Le premier, L’Hibiscus pourpre, raconte l’histoire d’une adolescente sous la coupe d’un père tyrannique membre d’une secte religieuse catholique. L’Autre moitié du soleil est une vaste fresque épique nous plongeant dans la guerre du Biafra (1967-1970) à travers le destin de sœurs jumelles. Enfin, Americanah, paru en 2013[2], est l’histoire contemporaine de deux étudiants qui partent vivre à l’étranger,  elle aux États-Unis et lui en Grande-Bretagne.

Une écriture politique

Si, au fil de ses histoires, on rencontre une galerie très diverse de personnages, des hipsters américains aux expatriés anglais de Lagos en passant par les Haoussas et les Yorubas – deux ethnies d’Afrique de l’Ouest – ses héroïnes sont souvent, comme elle, des femmes nigérianes et igbos.

Ses textes fonctionnent comme des fenêtres ouvertes sur la vie de ces femmes.

Pourtant, les similarités s’arrêtent là. Car l’assurance et la sagacité d’Ifemelu, l’héroïne d’Americanah, tranchent avec la timidité et l’inexpérience de Kambili dans L’Hibiscus pourpre ou le caractère passionné d’Olanna de L’Autre moitié du soleil.
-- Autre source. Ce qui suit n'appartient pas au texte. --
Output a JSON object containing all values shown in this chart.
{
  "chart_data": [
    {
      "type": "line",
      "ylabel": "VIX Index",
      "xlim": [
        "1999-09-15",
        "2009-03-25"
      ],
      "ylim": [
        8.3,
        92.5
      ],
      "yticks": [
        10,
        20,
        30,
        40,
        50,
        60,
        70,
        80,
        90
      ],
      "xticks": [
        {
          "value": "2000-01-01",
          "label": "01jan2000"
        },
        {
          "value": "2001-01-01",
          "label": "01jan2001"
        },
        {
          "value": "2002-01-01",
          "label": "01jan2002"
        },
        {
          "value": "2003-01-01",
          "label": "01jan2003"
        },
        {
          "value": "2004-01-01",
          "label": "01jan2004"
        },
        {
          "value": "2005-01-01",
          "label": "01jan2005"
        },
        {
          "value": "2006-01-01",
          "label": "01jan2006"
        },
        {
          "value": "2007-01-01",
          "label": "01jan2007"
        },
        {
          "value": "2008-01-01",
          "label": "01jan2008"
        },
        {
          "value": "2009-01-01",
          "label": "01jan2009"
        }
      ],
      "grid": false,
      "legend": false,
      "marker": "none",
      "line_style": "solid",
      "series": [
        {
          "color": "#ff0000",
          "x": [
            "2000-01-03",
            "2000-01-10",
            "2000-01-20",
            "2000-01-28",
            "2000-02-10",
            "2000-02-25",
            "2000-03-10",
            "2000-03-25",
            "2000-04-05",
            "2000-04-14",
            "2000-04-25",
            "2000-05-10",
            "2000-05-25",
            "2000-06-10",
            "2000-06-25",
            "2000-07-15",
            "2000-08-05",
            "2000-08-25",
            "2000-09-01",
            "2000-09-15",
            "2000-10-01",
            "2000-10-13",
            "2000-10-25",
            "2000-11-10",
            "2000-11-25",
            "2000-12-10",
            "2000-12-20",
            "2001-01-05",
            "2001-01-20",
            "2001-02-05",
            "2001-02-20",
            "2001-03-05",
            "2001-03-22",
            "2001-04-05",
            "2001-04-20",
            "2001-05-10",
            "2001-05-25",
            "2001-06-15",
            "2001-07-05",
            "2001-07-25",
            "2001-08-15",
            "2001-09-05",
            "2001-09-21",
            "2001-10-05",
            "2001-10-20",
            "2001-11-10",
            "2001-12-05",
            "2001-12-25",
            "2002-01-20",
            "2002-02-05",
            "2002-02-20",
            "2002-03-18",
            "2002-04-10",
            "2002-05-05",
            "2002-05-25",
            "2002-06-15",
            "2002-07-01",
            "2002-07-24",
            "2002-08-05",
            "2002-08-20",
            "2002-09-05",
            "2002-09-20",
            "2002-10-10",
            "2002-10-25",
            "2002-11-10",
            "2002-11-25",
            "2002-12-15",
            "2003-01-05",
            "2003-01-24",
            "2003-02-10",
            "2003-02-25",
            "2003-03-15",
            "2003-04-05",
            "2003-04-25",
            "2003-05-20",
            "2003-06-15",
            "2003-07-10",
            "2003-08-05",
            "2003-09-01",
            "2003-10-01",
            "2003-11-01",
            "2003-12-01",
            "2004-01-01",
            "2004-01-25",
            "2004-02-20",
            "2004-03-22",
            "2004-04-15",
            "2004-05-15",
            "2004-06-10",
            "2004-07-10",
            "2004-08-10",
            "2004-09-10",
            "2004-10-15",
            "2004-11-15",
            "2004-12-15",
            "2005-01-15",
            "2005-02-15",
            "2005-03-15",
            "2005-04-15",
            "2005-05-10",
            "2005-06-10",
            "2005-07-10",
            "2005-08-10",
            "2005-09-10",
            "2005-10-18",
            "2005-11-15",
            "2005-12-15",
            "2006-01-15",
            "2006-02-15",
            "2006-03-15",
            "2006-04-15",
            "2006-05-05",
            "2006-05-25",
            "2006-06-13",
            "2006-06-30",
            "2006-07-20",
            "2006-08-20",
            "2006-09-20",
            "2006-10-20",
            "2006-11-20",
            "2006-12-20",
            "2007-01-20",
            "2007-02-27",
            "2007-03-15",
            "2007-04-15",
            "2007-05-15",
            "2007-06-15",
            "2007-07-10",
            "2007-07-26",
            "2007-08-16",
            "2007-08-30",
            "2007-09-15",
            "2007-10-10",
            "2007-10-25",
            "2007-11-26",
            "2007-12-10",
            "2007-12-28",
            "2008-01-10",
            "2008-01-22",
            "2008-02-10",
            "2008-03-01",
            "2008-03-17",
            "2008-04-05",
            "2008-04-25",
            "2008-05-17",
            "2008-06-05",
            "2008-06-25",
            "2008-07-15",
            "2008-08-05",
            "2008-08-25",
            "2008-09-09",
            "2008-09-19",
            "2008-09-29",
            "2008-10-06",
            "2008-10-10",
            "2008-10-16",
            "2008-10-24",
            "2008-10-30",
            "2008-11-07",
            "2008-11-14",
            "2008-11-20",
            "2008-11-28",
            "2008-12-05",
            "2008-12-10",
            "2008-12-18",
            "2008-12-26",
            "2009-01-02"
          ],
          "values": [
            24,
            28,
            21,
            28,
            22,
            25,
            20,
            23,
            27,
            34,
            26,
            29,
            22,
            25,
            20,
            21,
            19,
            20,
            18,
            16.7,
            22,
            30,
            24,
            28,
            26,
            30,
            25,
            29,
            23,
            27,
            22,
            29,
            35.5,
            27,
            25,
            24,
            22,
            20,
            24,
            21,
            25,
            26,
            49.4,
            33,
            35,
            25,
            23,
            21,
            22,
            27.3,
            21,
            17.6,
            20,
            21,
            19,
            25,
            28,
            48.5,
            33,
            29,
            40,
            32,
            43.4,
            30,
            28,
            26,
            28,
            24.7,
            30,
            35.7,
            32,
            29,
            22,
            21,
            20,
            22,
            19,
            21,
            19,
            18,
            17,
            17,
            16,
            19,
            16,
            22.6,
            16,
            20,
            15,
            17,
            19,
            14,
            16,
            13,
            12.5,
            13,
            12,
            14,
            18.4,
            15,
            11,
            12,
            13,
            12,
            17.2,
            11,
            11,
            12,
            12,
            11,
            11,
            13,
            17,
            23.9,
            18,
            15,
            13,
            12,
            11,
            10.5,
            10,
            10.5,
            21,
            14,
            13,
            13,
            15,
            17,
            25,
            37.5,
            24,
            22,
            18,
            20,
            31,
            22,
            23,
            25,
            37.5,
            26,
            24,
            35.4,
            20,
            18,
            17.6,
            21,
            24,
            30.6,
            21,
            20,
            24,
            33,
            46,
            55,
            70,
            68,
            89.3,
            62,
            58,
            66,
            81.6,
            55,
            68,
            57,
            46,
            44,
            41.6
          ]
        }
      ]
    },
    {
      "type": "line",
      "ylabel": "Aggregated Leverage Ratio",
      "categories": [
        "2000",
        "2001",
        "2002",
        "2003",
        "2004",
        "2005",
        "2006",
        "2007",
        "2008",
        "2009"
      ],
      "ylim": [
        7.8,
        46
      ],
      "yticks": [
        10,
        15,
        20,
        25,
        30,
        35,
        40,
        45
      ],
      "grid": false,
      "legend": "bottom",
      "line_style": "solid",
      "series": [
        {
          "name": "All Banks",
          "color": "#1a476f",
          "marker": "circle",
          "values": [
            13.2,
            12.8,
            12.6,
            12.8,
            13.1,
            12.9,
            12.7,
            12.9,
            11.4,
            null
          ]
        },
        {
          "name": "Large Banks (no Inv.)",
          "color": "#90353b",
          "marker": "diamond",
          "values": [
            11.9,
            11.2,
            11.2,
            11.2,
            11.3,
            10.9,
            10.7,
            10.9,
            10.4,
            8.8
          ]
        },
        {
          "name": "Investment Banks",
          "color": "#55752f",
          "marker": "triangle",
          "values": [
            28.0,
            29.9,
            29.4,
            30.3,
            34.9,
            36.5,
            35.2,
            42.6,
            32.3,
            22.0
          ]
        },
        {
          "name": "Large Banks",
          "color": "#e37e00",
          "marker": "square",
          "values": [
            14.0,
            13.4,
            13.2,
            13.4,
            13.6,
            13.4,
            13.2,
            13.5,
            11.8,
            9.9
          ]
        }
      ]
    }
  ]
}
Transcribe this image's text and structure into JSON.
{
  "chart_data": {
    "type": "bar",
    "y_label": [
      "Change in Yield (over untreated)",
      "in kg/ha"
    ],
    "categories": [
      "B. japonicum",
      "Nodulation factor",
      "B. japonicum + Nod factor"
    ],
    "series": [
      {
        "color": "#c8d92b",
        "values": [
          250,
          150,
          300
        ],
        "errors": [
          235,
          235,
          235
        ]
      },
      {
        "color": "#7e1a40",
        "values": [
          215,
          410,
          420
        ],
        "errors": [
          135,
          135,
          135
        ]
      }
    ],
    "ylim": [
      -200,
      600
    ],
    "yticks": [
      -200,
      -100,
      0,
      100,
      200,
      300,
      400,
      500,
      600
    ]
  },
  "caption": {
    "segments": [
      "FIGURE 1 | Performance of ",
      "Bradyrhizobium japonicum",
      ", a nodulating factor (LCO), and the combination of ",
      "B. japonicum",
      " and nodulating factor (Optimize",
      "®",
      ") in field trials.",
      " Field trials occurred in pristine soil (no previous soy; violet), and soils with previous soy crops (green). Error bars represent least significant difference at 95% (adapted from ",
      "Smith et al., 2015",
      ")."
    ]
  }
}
Et c’est sans doute l’une des clés de l’écriture d’Adichie, ce qu’elle explique dans sa conférence Le danger d’une histoire unique[3] : « Le problème avec les stéréotypes n’est pas qu’ils sont faux. C’est qu’ils sont incomplets. » À travers ses personnages, elle exprime en effet la diversité des expériences et des vécus au sein d’un groupe qui peut, de l’extérieur, sembler homogène. Ayant constaté la pauvreté des représentations occidentales concernant les cultures africaines, elle choisit d’explorer la richesse et les ambivalences de celle qui lui est le plus familière, la sienne.  Son projet est politique, sans être didactique.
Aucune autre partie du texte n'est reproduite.